2026-01-09 02:14:20 +08:00
parent 200bdf6136
commit c0639386be
18 changed files with 31656 additions and 0 deletions
--- a/example/model_design.md
+++ b/example/model_design.md
@@ -0,0 +1,45 @@
+# Hybrid Diffusion Design (HAI 21.03)
+
+## 1) Data representation
+- Input sequence length: T (e.g., 64 or 128 time steps).
+- Continuous features: 53 columns (sensor/process values).
+- Discrete features: 30 columns (binary or low-cardinality states + attack labels).
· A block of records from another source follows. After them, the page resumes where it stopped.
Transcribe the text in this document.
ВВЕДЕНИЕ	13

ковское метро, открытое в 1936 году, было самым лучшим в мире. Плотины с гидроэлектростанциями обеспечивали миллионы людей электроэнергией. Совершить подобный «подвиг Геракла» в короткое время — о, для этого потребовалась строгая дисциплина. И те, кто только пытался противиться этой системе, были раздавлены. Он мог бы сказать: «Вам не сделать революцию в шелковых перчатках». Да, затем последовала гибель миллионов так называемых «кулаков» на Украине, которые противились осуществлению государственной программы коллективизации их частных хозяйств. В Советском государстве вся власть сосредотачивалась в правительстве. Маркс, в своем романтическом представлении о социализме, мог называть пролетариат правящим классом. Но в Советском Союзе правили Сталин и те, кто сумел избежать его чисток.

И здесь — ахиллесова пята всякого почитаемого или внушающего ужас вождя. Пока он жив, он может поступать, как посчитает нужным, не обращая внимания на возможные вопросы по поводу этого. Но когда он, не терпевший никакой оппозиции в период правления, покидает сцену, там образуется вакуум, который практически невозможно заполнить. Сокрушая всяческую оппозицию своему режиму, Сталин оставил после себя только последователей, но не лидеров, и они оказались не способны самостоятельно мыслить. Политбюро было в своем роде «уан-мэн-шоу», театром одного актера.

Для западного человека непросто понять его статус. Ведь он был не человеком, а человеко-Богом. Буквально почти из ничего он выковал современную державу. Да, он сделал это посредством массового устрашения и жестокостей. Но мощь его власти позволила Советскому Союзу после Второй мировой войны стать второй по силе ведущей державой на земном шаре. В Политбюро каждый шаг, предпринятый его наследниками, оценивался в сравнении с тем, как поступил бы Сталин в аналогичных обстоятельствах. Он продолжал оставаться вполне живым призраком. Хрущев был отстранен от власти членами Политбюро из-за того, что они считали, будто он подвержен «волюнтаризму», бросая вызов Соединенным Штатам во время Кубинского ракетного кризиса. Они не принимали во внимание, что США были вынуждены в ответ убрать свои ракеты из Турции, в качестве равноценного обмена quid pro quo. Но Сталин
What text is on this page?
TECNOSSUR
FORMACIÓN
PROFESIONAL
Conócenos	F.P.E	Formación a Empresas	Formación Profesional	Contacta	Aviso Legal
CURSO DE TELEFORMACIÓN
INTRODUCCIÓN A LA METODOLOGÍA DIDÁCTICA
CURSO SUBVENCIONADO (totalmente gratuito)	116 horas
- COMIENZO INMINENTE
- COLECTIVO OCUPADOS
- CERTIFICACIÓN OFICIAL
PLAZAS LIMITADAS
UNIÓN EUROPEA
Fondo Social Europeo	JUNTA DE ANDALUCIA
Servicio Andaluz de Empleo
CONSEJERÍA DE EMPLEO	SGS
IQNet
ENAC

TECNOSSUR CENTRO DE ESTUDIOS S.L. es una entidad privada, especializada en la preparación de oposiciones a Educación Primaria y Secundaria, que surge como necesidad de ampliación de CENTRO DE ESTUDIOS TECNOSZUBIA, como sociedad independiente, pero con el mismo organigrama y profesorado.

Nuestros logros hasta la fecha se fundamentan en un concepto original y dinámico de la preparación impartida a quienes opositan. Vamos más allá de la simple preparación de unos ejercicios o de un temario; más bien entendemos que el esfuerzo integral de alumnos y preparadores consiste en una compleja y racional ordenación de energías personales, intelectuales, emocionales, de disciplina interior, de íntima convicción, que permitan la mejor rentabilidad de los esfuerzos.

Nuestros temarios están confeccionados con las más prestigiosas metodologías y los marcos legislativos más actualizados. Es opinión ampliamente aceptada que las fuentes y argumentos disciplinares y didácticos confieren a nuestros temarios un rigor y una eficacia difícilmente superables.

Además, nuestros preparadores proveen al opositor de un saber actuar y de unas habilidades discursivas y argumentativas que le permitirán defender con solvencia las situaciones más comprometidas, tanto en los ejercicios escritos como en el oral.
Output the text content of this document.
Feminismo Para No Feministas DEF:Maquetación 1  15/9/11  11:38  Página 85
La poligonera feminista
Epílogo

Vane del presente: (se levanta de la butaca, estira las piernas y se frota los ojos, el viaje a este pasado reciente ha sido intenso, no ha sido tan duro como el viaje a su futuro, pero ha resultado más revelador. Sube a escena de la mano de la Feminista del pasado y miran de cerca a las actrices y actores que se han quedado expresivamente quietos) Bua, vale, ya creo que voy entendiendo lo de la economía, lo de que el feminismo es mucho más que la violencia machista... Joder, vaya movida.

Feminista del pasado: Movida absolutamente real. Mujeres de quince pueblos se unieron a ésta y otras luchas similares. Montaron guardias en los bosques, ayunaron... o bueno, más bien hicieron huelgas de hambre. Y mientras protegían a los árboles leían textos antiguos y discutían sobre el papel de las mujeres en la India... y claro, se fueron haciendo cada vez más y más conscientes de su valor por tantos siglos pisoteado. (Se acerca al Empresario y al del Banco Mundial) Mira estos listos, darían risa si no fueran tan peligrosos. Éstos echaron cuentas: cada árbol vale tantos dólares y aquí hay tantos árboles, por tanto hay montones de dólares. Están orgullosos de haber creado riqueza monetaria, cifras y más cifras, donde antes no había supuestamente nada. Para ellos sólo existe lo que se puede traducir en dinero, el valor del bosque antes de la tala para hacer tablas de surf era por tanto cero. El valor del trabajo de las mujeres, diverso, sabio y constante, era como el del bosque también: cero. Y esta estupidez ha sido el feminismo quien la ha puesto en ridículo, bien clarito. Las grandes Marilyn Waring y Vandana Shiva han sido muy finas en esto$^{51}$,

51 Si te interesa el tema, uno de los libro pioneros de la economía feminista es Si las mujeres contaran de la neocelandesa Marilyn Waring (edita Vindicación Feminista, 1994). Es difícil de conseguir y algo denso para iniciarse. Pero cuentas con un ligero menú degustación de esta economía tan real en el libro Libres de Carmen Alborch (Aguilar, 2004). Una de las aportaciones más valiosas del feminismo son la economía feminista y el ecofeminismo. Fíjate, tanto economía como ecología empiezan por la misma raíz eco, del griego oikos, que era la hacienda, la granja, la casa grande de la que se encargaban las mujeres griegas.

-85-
+- Time column: `time` is excluded from modeling; use index-based position/time embeddings.
+
+## 2) Forward processes
+### Continuous (Gaussian DDPM)
+- Use cosine beta schedule with `timesteps=1000`.
+- Forward: `x_t = sqrt(a_bar_t) * x_0 + sqrt(1-a_bar_t) * eps`.
+
+### Discrete (mask diffusion)
+- Use `[MASK]` replacement with probability `p(t)`.
+- Simple schedule: `p(t) = t / T`.
+- Model predicts original token at masked positions only.
+
+## 3) Shared backbone + heads
+- Inputs: concatenated continuous projection + discrete embeddings + time embedding.
+- Backbone: GRU or temporal transformer.
+- Heads:
+  - Continuous head predicts noise `eps`.
+  - Discrete heads predict logits per discrete feature.
+
+## 4) Loss
+- Continuous: `L_cont = MSE(eps_pred, eps)`.
+- Discrete: `L_disc = CE(logits, target)` on masked positions only.
+- Combined: `L = lambda * L_cont + (1 - lambda) * L_disc`.
+
+## 5) Training loop (high level)
+1. Load a batch of sequences.
+2. Sample timesteps `t`.
+3. Apply `q_sample_continuous` and `q_sample_discrete`.
+4. Forward model, compute losses.
+5. Backprop + optimizer step.
+
+## 6) Sampling (high level)
+- Continuous: standard reverse diffusion from pure noise.
+- Discrete: start from all `[MASK]` and iteratively refine tokens.
+
+## 7) Files in this example
+- `feature_split.json`: column split for HAI 21.03.
+- `hybrid_diffusion.py`: model + diffusion utilities.
+- `train_stub.py`: end-to-end scaffold for loss computation.